I’ve been seeing posts on my Facebook feed lately that have me scratching my head.

Whenever someone tells me NOT to use the term "Happy Holidays", instructing me instead to use a more specific greeting, my reaction is twofold:

  1. There are many holidays being celebrated during this time of year, Christmas is only one of them. Let’s open our hearts and minds to the many forms of celebration out there.
  2. When I say “Happy Holidays” I am offering my good wishes for the season, my intentions are pure. If a recipient chooses to not accept them because of the words I use, there's nothing I can do about that.

I just don’t understand the need to deliberately exclude people who choose to celebrate the season differently. Isn’t there plenty of room for all of us? I should think kindness and good wishes would be welcome no matter how they're delivered, non?

I feel strongly about this and could rant further, but in the spirit of the season I will stop here.

Learning to respect our own traditions while respecting others’. It’s nothing personal, it’s just different.


Sometimes the holidays are difficult and we feel less than jolly. We’ve lost a loved one, we’re tired, sick, depressed, lonely, hungry, worried... joy is elusive.

Sometimes the holidays are more than we could ever wish them to be. We’re in a new home, perhaps with a new love, we’re surrounded by loved ones or maybe we’re enjoying a restorative solo getaway, money and time are a little more flush than previous years… joy is palpable.

I’ve lived both.

I sometimes feel guilty when I’m enjoying a peaceful, joyful holiday season while others aren’t.
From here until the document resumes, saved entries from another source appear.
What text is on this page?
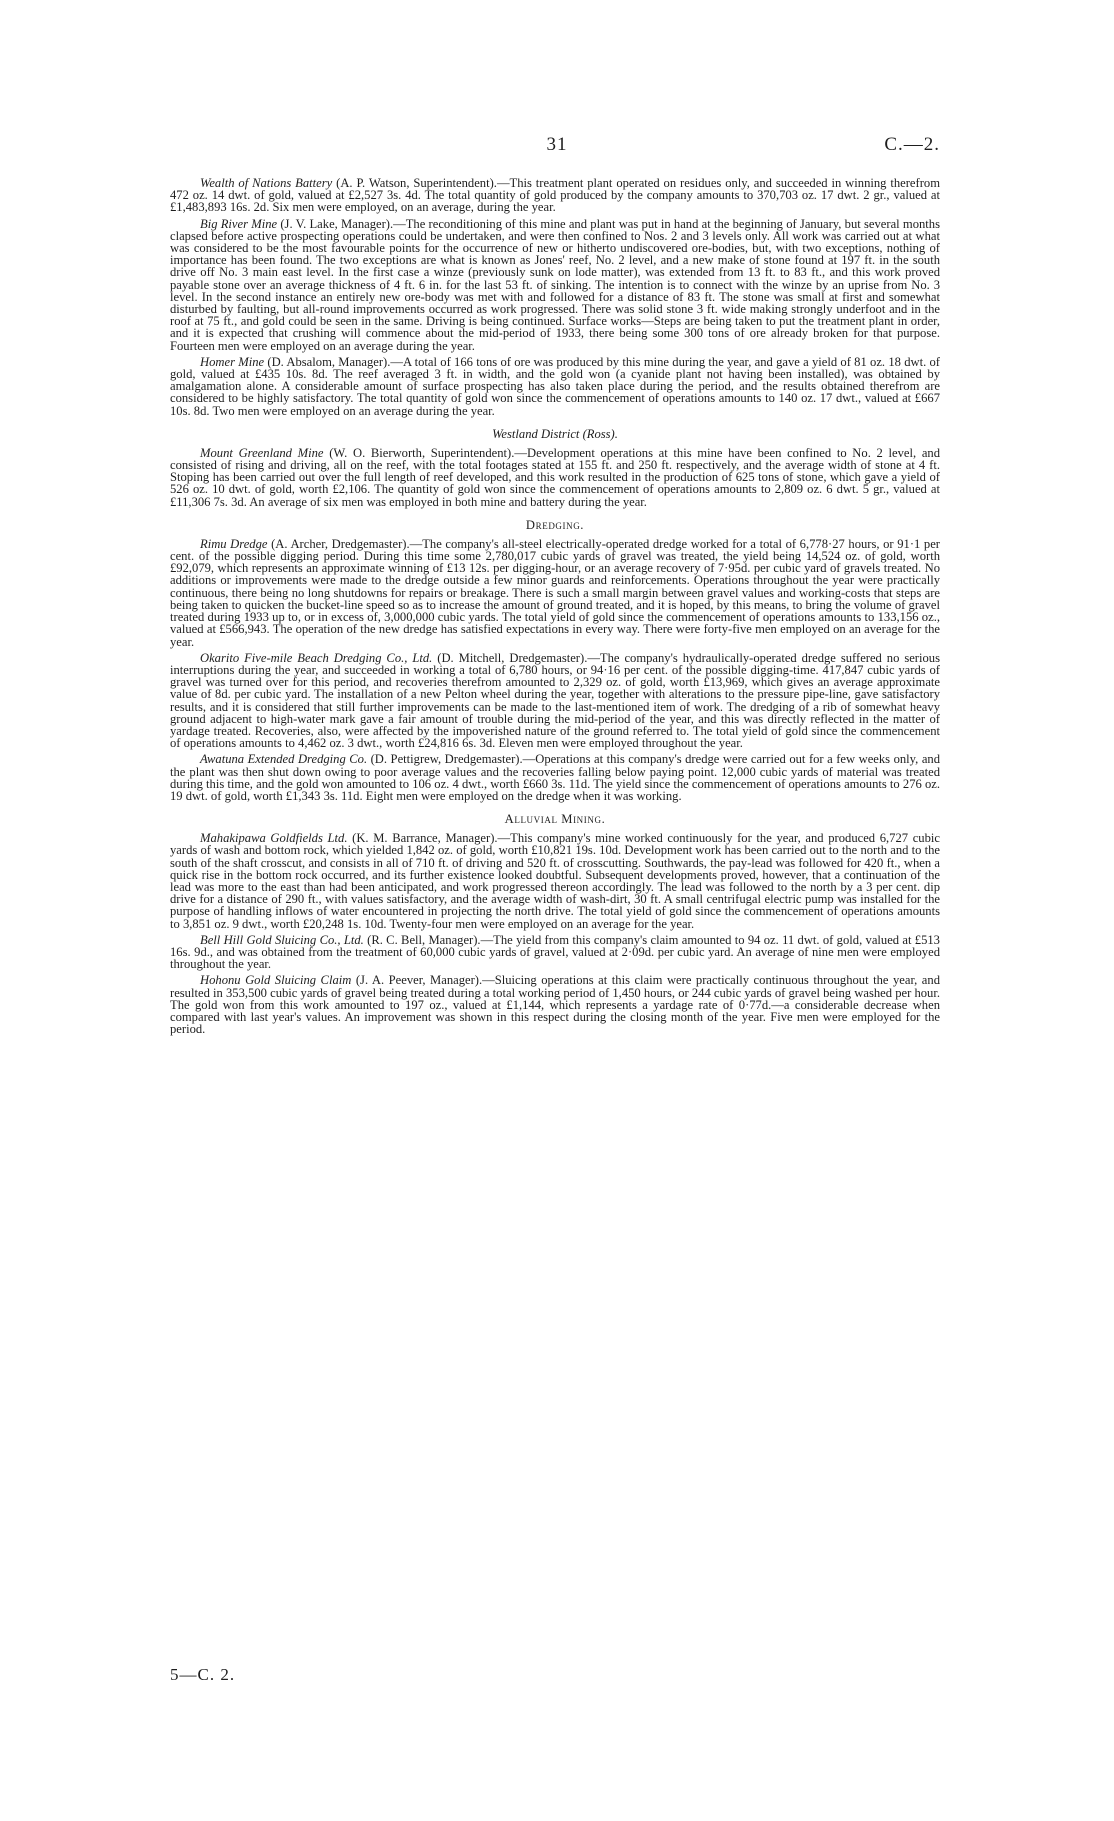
31	C.—2.

Wealth of Nations Battery (A. P. Watson, Superintendent).—This treatment plant operated on residues only, and succeeded in winning therefrom 472 oz. 14 dwt. of gold, valued at £2,527 3s. 4d. The total quantity of gold produced by the company amounts to 370,703 oz. 17 dwt. 2 gr., valued at £1,483,893 16s. 2d. Six men were employed, on an average, during the year.

Big River Mine (J. V. Lake, Manager).—The reconditioning of this mine and plant was put in hand at the beginning of January, but several months clapsed before active prospecting operations could be undertaken, and were then confined to Nos. 2 and 3 levels only. All work was carried out at what was considered to be the most favourable points for the occurrence of new or hitherto undiscovered ore-bodies, but, with two exceptions, nothing of importance has been found. The two exceptions are what is known as Jones' reef, No. 2 level, and a new make of stone found at 197 ft. in the south drive off No. 3 main east level. In the first case a winze (previously sunk on lode matter), was extended from 13 ft. to 83 ft., and this work proved payable stone over an average thickness of 4 ft. 6 in. for the last 53 ft. of sinking. The intention is to connect with the winze by an uprise from No. 3 level. In the second instance an entirely new ore-body was met with and followed for a distance of 83 ft. The stone was small at first and somewhat disturbed by faulting, but all-round improvements occurred as work progressed. There was solid stone 3 ft. wide making strongly underfoot and in the roof at 75 ft., and gold could be seen in the same. Driving is being continued. Surface works—Steps are being taken to put the treatment plant in order, and it is expected that crushing will commence about the mid-period of 1933, there being some 300 tons of ore already broken for that purpose. Fourteen men were employed on an average during the year.

Homer Mine (D. Absalom, Manager).—A total of 166 tons of ore was produced by this mine during the year, and gave a yield of 81 oz. 18 dwt. of gold, valued at £435 10s. 8d. The reef averaged 3 ft. in width, and the gold won (a cyanide plant not having been installed), was obtained by amalgamation alone. A considerable amount of surface prospecting has also taken place during the period, and the results obtained therefrom are considered to be highly satisfactory. The total quantity of gold won since the commencement of operations amounts to 140 oz. 17 dwt., valued at £667 10s. 8d. Two men were employed on an average during the year.

Westland District (Ross).

Mount Greenland Mine (W. O. Bierworth, Superintendent).—Development operations at this mine have been confined to No. 2 level, and consisted of rising and driving, all on the reef, with the total footages stated at 155 ft. and 250 ft. respectively, and the average width of stone at 4 ft. Stoping has been carried out over the full length of reef developed, and this work resulted in the production of 625 tons of stone, which gave a yield of 526 oz. 10 dwt. of gold, worth £2,106. The quantity of gold won since the commencement of operations amounts to 2,809 oz. 6 dwt. 5 gr., valued at £11,306 7s. 3d. An average of six men was employed in both mine and battery during the year.

Dredging.

Rimu Dredge (A. Archer, Dredgemaster).—The company's all-steel electrically-operated dredge worked for a total of 6,778·27 hours, or 91·1 per cent. of the possible digging period. During this time some 2,780,017 cubic yards of gravel was treated, the yield being 14,524 oz. of gold, worth £92,079, which represents an approximate winning of £13 12s. per digging-hour, or an average recovery of 7·95d. per cubic yard of gravels treated. No additions or improvements were made to the dredge outside a few minor guards and reinforcements. Operations throughout the year were practically continuous, there being no long shutdowns for repairs or breakage. There is such a small margin between gravel values and working-costs that steps are being taken to quicken the bucket-line speed so as to increase the amount of ground treated, and it is hoped, by this means, to bring the volume of gravel treated during 1933 up to, or in excess of, 3,000,000 cubic yards. The total yield of gold since the commencement of operations amounts to 133,156 oz., valued at £566,943. The operation of the new dredge has satisfied expectations in every way. There were forty-five men employed on an average for the year.

Okarito Five-mile Beach Dredging Co., Ltd. (D. Mitchell, Dredgemaster).—The company's hydraulically-operated dredge suffered no serious interruptions during the year, and succeeded in working a total of 6,780 hours, or 94·16 per cent. of the possible digging-time. 417,847 cubic yards of gravel was turned over for this period, and recoveries therefrom amounted to 2,329 oz. of gold, worth £13,969, which gives an average approximate value of 8d. per cubic yard. The installation of a new Pelton wheel during the year, together with alterations to the pressure pipe-line, gave satisfactory results, and it is considered that still further improvements can be made to the last-mentioned item of work. The dredging of a rib of somewhat heavy ground adjacent to high-water mark gave a fair amount of trouble during the mid-period of the year, and this was directly reflected in the matter of yardage treated. Recoveries, also, were affected by the impoverished nature of the ground referred to. The total yield of gold since the commencement of operations amounts to 4,462 oz. 3 dwt., worth £24,816 6s. 3d. Eleven men were employed throughout the year.

Awatuna Extended Dredging Co. (D. Pettigrew, Dredgemaster).—Operations at this company's dredge were carried out for a few weeks only, and the plant was then shut down owing to poor average values and the recoveries falling below paying point. 12,000 cubic yards of material was treated during this time, and the gold won amounted to 106 oz. 4 dwt., worth £660 3s. 11d. The yield since the commencement of operations amounts to 276 oz. 19 dwt. of gold, worth £1,343 3s. 11d. Eight men were employed on the dredge when it was working.

Alluvial Mining.

Mahakipawa Goldfields Ltd. (K. M. Barrance, Manager).—This company's mine worked continuously for the year, and produced 6,727 cubic yards of wash and bottom rock, which yielded 1,842 oz. of gold, worth £10,821 19s. 10d. Development work has been carried out to the north and to the south of the shaft crosscut, and consists in all of 710 ft. of driving and 520 ft. of crosscutting. Southwards, the pay-lead was followed for 420 ft., when a quick rise in the bottom rock occurred, and its further existence looked doubtful. Subsequent developments proved, however, that a continuation of the lead was more to the east than had been anticipated, and work progressed thereon accordingly. The lead was followed to the north by a 3 per cent. dip drive for a distance of 290 ft., with values satisfactory, and the average width of wash-dirt, 30 ft. A small centrifugal electric pump was installed for the purpose of handling inflows of water encountered in projecting the north drive. The total yield of gold since the commencement of operations amounts to 3,851 oz. 9 dwt., worth £20,248 1s. 10d. Twenty-four men were employed on an average for the year.

Bell Hill Gold Sluicing Co., Ltd. (R. C. Bell, Manager).—The yield from this company's claim amounted to 94 oz. 11 dwt. of gold, valued at £513 16s. 9d., and was obtained from the treatment of 60,000 cubic yards of gravel, valued at 2·09d. per cubic yard. An average of nine men were employed throughout the year.

Hohonu Gold Sluicing Claim (J. A. Peever, Manager).—Sluicing operations at this claim were practically continuous throughout the year, and resulted in 353,500 cubic yards of gravel being treated during a total working period of 1,450 hours, or 244 cubic yards of gravel being washed per hour. The gold won from this work amounted to 197 oz., valued at £1,144, which represents a yardage rate of 0·77d.—a considerable decrease when compared with last year's values. An improvement was shown in this respect during the closing month of the year. Five men were employed for the period.

5—C. 2.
And then I remember that joy is allowed.

Feeling grateful for life circumstances does not impede my ability to feel compassion for those going through a rough time and help where I can if I feel called to do so. It’s OK to go into full-on Holiday mode if that’s what I want to do, just as it’s OK for others to lay low.

On the flip side, feeling less than merry doesn’t impede my ability to choose how I want to mark the season – or not mark it. It’s OK to bow out of the norm this year, just as it’s OK for others to continue as usual.

Learning to respect our personal journey while respecting others’. It’s nothing personal, it’s just different.


What if we started treating the Holidays as a more fluid affair rather than a series of absolutes? While I know it's not always easy, what if we opened ourselves to more grey areas rather than getting attached to how things are "supposed" to be?

If we allowed differences to coexist - internal and external, maybe there would be less frustration and disappointment that way. More acceptance of what is.

Acceptance usually brings peace. In the end, isn’t that what we’re all looking for?


Peace to all of us, yes. No matter how we choose to live the season.